Popularizing philosophy: Special event marks 10th anniversary of 'Why?' radio podcast
The way Jack Weinstein sees it, philosophy is all around us—in the lofty as well as the mundane aspects of living—and, contrary to popular belief, it's definitely not the sole domain of the highly educated.
That may be part of the reason he launched a podcast, "Why? Philosophical Discussions About Everyday Life," to engage listeners of all walks of life in thoughtful discussion, translating philosophy into language everyone can understand.
In creating the podcast, Weinstein "knew there was an opportunity to engage listeners—that just about everyone would love philosophy if they were only asked the right questions," he said.
As host and creator of the monthly podcast, Weinstein is celebrating its 10th anniversary with a free event beginning at 7 p.m. Tuesday in the Empire Arts Center.
At that event, he will record a podcast episode, interview a guest on the topic "the logic of jazz," and take questions and feedback from the audience.
The guest will be his father, Mark Weinstein, professor of education at Montclair (N.J.) State University and jazz flutist who's written and produced about 20 albums.
Both Weinsteins hold Ph.D. degrees in philosophy. Jack Weinstein is a UND Chester Fritz Distinguished Professor of Philosophy.
The evening also includes food as well as live music by the elder Weinstein, who'll be accompanied by a group of UND musicians, the Balkansi Klezmer Band, playing traditional Jewish and Eastern European music.
During the podcast recording, the Weinsteins will discuss the creative process, which many think of as "completely free, but it's actually not like that at all," Weinstein said. "Creativity is a very logical process."
"All music is mathematics," he said.
Discussion will focus on questions such as, "how do you create newness and spontaneity," he said, and explore how improvisation works in the midst of rules.
The Why? podcast, which is broadcast and distributed by Prairie Public Radio, the North Dakota public radio network, demonstrates the relevance of philosophy to daily life and "shows that everybody does philosophy every day; they just don't know it," Weinstein said.
"What makes the show unique is our ability to take anything in the world and show how it's philosophical, and that anybody in the world can do philosophy. Most people think that in order to do philosophy you have to be highly educated; you have to have a degree; you have to have a class.
"Philosophy is really a translation exercise—finding the right words and the right way to communicate these ideas. Over the past 10 years, what we've seen is that audience members, commentators, even several of the guests who have had absolutely no philosophy background, can have incredibly deep insights and really tremendous, thoughtful contributions to any discussion."
'Out of my element'
Weinstein created the podcast after his family's relocation to North Dakota 18 years ago when he and his wife accepted teaching positions at UND.
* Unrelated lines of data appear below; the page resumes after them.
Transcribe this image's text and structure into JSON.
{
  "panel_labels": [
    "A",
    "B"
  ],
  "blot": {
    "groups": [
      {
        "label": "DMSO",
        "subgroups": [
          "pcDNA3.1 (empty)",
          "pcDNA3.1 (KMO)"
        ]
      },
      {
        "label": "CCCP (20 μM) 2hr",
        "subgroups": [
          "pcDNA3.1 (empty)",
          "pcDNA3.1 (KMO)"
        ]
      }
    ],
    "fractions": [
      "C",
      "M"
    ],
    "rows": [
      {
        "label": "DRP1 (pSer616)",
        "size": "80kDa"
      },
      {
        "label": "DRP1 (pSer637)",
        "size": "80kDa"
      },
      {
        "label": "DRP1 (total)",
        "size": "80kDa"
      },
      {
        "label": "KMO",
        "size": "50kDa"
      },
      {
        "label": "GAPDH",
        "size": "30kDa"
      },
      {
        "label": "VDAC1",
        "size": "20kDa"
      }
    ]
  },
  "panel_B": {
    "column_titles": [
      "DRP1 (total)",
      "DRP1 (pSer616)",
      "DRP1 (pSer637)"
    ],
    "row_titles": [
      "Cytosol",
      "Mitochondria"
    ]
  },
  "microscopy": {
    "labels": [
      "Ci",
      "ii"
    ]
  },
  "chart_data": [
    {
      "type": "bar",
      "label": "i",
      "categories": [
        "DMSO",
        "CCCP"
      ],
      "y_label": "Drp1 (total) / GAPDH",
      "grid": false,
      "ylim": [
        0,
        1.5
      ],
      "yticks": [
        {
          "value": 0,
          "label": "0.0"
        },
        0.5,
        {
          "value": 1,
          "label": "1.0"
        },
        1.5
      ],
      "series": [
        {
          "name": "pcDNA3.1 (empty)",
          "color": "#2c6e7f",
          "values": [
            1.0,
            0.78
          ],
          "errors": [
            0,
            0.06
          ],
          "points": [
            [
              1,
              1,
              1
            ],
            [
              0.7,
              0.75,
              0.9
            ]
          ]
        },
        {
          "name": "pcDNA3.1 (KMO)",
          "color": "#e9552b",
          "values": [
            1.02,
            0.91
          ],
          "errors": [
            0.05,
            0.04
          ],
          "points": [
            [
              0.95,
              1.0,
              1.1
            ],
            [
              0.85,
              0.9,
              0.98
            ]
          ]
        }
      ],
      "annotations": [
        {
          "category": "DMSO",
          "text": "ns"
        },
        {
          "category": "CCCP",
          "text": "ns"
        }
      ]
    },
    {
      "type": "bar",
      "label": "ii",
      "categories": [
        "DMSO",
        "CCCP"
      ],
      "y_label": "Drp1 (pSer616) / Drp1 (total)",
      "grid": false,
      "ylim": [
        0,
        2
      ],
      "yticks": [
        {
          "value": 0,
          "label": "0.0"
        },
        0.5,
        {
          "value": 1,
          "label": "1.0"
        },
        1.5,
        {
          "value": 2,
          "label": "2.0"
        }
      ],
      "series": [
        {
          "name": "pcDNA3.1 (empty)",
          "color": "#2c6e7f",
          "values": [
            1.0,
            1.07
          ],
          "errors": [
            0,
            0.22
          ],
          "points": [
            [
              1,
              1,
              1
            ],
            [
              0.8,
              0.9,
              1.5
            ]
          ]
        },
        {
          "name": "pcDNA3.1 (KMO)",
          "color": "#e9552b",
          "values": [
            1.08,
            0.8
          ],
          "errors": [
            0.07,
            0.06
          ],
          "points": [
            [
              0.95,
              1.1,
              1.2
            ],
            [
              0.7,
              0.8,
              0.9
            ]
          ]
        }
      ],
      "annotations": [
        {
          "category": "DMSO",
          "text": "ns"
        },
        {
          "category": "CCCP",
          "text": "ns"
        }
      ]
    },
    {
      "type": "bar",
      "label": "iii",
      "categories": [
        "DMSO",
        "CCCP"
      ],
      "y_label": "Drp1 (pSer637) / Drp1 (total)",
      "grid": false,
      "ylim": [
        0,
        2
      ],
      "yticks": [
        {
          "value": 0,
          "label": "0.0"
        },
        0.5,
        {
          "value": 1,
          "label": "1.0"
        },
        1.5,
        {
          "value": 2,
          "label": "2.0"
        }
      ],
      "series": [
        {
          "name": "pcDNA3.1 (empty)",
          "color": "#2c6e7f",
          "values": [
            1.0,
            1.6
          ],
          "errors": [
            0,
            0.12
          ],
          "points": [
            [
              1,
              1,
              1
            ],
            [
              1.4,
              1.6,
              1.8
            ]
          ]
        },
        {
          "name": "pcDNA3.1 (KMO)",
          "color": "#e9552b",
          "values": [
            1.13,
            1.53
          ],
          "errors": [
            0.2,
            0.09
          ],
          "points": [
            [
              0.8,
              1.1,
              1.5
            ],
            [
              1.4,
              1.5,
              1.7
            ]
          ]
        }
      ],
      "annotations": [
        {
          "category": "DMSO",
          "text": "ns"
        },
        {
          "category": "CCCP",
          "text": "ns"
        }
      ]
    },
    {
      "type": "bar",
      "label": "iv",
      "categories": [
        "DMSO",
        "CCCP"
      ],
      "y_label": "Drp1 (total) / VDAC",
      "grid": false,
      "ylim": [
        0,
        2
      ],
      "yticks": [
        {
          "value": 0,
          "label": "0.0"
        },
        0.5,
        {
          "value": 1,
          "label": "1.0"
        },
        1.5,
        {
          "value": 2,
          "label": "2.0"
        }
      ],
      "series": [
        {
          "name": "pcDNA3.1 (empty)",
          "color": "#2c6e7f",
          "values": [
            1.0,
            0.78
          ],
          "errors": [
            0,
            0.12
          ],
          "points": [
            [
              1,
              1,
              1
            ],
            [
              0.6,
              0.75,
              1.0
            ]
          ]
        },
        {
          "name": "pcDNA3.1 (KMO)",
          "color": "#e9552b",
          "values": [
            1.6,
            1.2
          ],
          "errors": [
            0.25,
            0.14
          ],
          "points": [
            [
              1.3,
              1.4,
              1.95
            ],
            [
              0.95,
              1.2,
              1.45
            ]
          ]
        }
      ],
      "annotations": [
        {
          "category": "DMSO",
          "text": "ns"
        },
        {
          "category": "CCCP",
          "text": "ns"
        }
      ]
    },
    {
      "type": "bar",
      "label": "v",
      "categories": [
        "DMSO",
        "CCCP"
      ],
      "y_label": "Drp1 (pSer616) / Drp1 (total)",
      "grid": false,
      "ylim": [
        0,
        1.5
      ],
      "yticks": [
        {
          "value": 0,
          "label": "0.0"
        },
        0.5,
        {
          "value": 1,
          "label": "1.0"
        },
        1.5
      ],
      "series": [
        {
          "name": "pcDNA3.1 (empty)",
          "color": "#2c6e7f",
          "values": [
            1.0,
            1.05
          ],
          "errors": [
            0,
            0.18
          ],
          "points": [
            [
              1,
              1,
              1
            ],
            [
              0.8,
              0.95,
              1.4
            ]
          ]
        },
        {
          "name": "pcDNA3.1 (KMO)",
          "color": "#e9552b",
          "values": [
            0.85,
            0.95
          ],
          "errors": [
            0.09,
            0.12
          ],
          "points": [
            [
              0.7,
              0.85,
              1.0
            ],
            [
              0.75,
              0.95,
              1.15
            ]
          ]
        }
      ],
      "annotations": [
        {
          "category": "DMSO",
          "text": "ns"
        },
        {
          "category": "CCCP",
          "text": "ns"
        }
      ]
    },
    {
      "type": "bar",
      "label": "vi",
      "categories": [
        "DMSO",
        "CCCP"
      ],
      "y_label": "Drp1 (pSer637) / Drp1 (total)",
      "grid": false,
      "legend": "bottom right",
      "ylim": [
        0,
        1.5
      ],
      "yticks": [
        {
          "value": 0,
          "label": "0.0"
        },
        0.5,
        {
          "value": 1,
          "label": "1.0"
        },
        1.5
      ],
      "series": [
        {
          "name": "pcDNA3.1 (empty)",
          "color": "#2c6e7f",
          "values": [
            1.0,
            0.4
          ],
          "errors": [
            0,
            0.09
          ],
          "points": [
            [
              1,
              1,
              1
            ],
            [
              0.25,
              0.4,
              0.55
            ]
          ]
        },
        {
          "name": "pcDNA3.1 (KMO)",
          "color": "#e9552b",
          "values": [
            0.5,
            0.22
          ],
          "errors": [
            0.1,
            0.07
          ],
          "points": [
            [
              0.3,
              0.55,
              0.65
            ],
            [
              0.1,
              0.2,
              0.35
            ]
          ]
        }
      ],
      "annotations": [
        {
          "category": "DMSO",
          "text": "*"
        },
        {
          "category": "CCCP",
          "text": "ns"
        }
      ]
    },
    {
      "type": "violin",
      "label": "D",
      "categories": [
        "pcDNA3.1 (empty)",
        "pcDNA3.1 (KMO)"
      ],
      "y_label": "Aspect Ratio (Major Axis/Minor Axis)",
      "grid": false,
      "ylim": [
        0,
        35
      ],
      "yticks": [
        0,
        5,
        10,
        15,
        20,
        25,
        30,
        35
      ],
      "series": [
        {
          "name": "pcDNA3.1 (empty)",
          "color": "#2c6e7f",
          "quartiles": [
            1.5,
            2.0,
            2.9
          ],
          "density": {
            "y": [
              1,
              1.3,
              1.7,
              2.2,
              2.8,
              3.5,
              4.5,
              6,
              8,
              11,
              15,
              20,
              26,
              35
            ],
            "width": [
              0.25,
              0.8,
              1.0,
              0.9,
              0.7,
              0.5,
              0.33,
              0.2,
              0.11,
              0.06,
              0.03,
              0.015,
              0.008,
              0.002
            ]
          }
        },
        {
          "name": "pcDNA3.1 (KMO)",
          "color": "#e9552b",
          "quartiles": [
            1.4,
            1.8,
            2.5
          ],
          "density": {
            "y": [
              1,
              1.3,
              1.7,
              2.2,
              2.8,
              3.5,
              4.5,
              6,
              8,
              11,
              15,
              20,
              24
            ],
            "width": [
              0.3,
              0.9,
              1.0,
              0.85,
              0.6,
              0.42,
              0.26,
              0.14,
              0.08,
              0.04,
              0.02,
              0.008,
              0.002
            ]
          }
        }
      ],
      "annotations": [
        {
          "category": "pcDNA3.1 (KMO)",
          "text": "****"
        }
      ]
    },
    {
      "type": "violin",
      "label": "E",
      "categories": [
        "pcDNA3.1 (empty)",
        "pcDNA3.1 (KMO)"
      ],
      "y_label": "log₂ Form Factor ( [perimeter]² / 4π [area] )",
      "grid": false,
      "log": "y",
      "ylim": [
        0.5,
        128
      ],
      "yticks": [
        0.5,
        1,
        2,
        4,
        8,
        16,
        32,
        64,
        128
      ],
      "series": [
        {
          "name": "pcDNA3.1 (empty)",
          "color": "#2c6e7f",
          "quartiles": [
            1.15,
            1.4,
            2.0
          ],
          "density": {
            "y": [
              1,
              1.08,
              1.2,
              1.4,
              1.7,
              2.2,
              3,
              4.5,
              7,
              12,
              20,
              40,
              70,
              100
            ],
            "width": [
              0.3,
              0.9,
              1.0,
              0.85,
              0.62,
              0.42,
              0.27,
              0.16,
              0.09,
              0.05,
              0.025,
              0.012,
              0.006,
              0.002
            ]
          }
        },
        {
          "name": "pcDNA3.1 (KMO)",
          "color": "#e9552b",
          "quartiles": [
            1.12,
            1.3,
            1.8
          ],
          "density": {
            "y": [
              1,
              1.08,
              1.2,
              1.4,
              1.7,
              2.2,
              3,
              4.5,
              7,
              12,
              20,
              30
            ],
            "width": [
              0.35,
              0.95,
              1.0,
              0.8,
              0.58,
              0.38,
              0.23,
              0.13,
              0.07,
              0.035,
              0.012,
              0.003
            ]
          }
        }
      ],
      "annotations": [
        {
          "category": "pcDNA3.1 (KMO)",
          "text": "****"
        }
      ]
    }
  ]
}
"I'm a Jewish New Yorker and was out of my element," he said. "(R)ural life became a diversity experience. Instead of resenting cultural differences, I chose to make my own fun and opened myself to this newness."
When he first approached Prairie Public Radio about airing the podcast, Bill Thomas, a station executive, said, "All right. Let's do three episodes and see what happens," Weinstein recalled. "He never told me to stop."
For that first podcast episode, which aired Feb. 8, 2009, his first guest was North Dakota native and Jeffersonian scholar Clay Jenkinson.
"He was putting Thomas Jefferson's stamp on the new show, which was very exciting," Weinstein said.
Since then, in 123 episodes, the show has explored diverse topics such as the philosophy of hunting and why we need more jokes in our lives, he said.
The podcast has attracted thought-leaders such as award-winning playwright Tony Kushner, to feminist, journalist and social activist Gloria Steinem to bestselling authors.
The broadcast that airs on Prairie Public Radio runs 54 minutes, he said, but the podcast may run longer, Weinstein said. "Extended conversations have run 70 minutes, and we've had some episodes that have run as long as two hours."
An archive of the podcast episodes are available online at: https://philosophyinpubliclife.org/previous-episodes.
For most of its 10 years, the podcast has been self-sustaining, supported by listener donations and Prairie Public Broadcasting. Free will donations will be taken at Tuesday's event; those who donate $25 or more will receive a CD featuring the music of Mark Weinstein.
Weinstein intends to "keep pushing the boundaries forward on what counts as philosophical," he said.
He's already spent a decade pushing the boundaries of the podcast listenership.
"We're in 116 countries," he said. "We're in every county in North Dakota and in every state in the U.S."
Through his podcast, Weinstein has taken North Dakota—which seldom pierces the national consciousness—to the rest of the country and beyond.
"To be able to create this international conversation, based in North Dakota, is incredibly special," he said.
"I take tremendous pride in facilitating conversations between North Dakotans and everyone else."
If you go
What: "The Logic of Jazz"
When: 7 p.m., Tuesday. Doors open 6:30 p.m.
Where: Empire Arts Center, 415 DeMers Ave.